Cerca di riconoscere il senso del tuo comportamento. Sospendi il giudizio anche su di te. “Ok, non lo dovevo fare, va bene, questo lo so già. Ma perché l’ho fatto lo stesso? Cosa è successo appena prima, come mi sentivo? E prima ancora?”
Guardare con occhi gentili se stessi e l’altro aiuta a regolare l’emotività. Se un bambino sta urlando perché vuole il cucchiaio invece della forchetta io posso reagire in tanti modi. Probabilmente verrebbe voglia di urlare anche a me, perché sono stanca ed è tardi e il cucchiaio di Spiderman non ce l’ho. Se mi sento in colpa perché non ho pensato a lavarlo probabilmente scatta in me anche una reazione autoprotettiva di rabbia, perché, insomma, sono stanca! Ho fatto mille cose, questa l’ho scordata, ti fai andar bene la forchetta! Ma se mi guardo con occhi gentili riconosco la mia stanchezza. Se guardo anche te con occhi gentili riconosco che è un tuo desiderio. Ok, te lo dico e te lo dico con gentilezza. Così, di fatto, ti faccio da esempio, ti mostro come si fa.

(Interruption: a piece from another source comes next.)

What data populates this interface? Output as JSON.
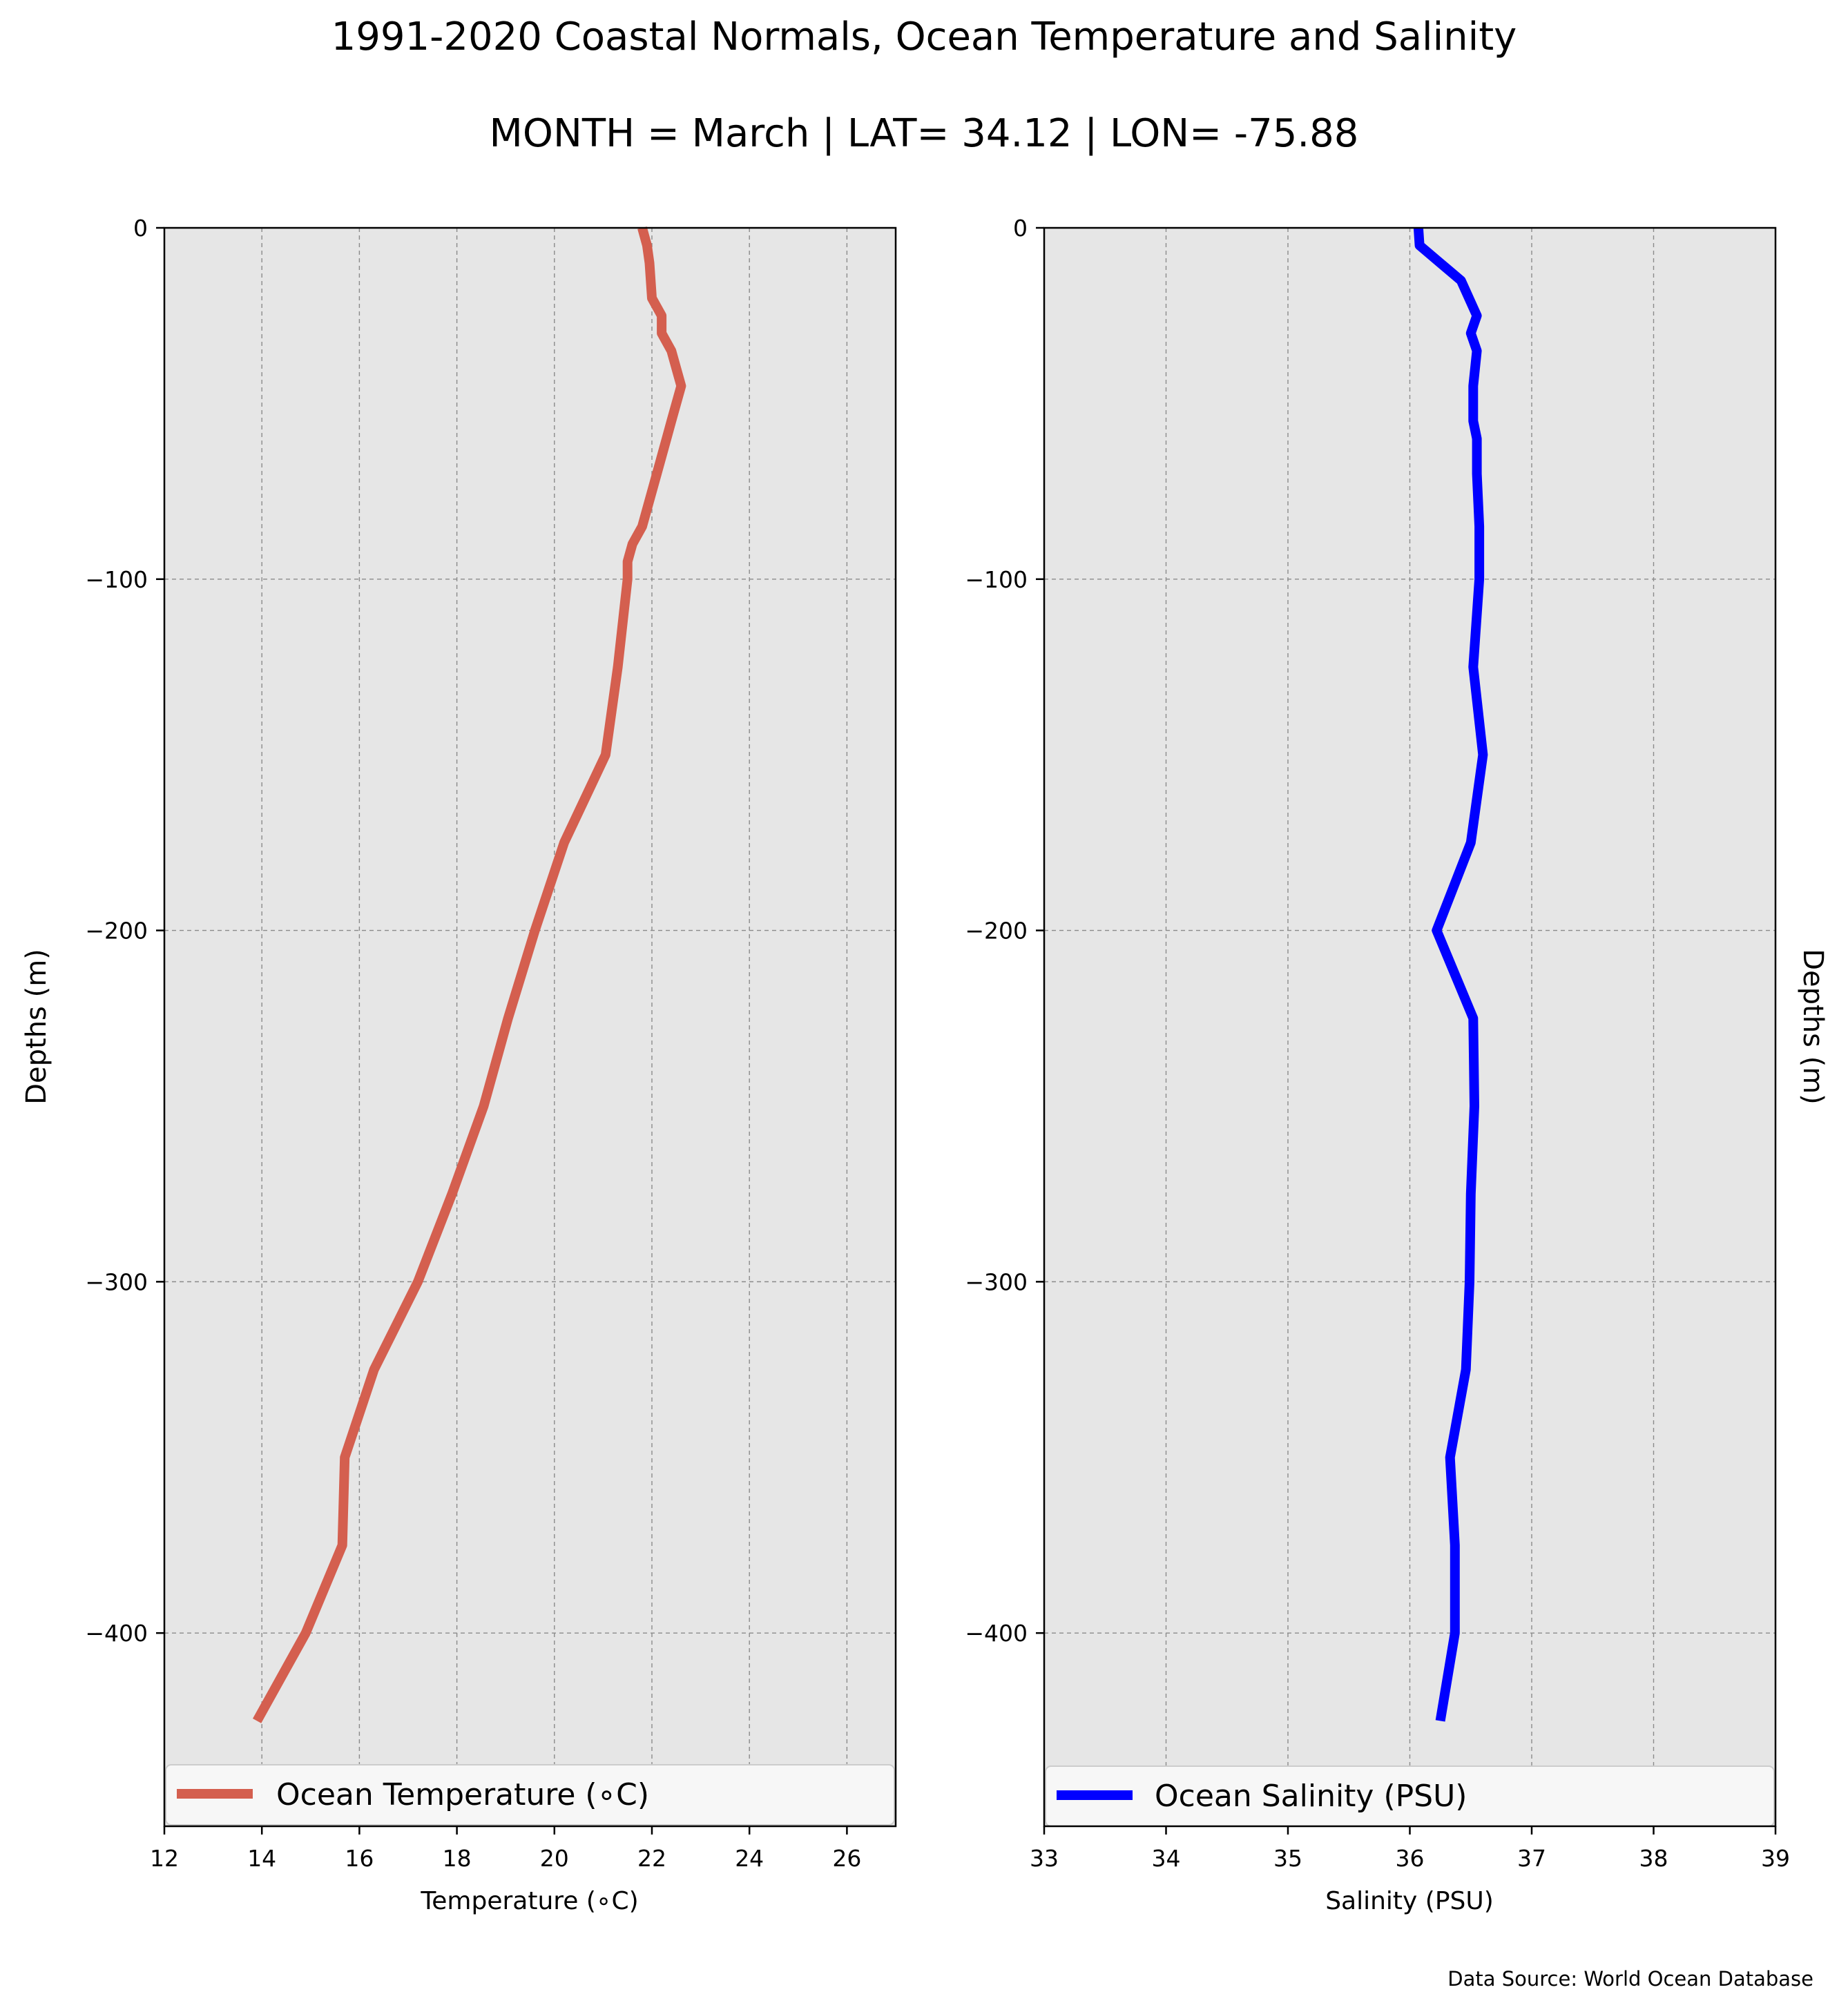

Abituare i nostri figli a sapere come si sentono significa fornirgli una bussola interna per muoversi tra le relazioni e sceglierle. Se io sono abituato a fidarmi di come mi sento percepirò se una persona non mi piace, mi mette a disagio, mi fa sentire in pericolo. Percepirò che voglio starne alla larga e più probabilmente potrò proteggermi, o chiedere protezione. Se poi dovessi malauguratamente finire nelle sue mani più probabilmente potrò raccontarlo e chiedere aiuto.